Protesters against last month's military takeover in Myanmar have returned to the streets in large numbers a day after staging a "silence strike" in which people were urged to stay home and businesses to close for the day.
Security forces sought to break up some of the protests by force.
Social media accounts and local news outlets reported violent attacks on demonstrators in Hpa-an, the capital of the southeastern Karen state, as well as the eastern Shan state's capital of Taunggyi and Mon state's capital of Mawlamyine, also in the southeast.
It was not clear if soldiers used live ammunition in addition to firing rubber bullets at the demonstrators.
According to Democratic Voice of Burma, a broadcast and online news service, two young men were shot and seriously wounded in Hpa-an.
Other protests proceeded peacefully, including in Mandalay and on a smaller scale in Yangon, the two largest cities.
The military's February 1 seizure of power ousted the elected government of Aung San Suu Kyi, whose party won a landslide election victory last November.

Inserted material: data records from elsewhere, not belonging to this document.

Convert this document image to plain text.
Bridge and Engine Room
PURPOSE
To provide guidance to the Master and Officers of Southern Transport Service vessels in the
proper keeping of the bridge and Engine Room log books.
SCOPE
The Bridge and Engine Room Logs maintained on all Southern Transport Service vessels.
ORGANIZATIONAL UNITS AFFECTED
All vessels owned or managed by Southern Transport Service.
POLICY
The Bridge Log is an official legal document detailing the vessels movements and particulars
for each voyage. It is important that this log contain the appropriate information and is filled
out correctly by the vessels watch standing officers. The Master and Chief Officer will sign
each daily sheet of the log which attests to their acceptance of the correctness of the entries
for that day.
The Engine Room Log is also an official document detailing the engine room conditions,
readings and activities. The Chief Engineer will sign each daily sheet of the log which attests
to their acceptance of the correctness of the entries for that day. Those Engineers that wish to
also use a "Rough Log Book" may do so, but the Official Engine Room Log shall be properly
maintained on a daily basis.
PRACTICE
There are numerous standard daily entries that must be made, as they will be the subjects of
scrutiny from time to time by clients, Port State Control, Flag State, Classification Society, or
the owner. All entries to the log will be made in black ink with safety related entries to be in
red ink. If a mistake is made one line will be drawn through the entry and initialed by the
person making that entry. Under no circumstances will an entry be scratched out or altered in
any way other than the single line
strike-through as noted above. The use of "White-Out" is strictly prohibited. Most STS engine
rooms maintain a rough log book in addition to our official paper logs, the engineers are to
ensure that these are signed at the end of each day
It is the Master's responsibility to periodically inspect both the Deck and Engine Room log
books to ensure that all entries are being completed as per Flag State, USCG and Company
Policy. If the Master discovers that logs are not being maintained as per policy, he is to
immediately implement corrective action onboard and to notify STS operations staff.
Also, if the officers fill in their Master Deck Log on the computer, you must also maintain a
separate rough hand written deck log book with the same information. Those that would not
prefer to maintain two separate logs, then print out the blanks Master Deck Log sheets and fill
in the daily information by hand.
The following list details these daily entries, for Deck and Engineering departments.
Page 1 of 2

It put the brakes on the country's return to democracy that began when Suu Kyi's party took office in 2016 for its first term, after more than five decades of military rule
Myanmar's Assistance Association for Political Prisoners says at least 286 people have been killed in connection with the crackdown.
It says 2906 people have been arrested, charged or sentenced at one point in connection with resisting the coup, with most remaining detained.
Kanbawza Tai News, an online news service based in Taunggyi, reported that four of its staff, including its publisher and its editor, were detained on Wednesday night.
It said the home of the editor was raided and materials seized.
About 40 journalists have been detained since the coup and roughly half are still in custody.
The military government has also ordered at least five news outlets to shut down, although they continue to operate.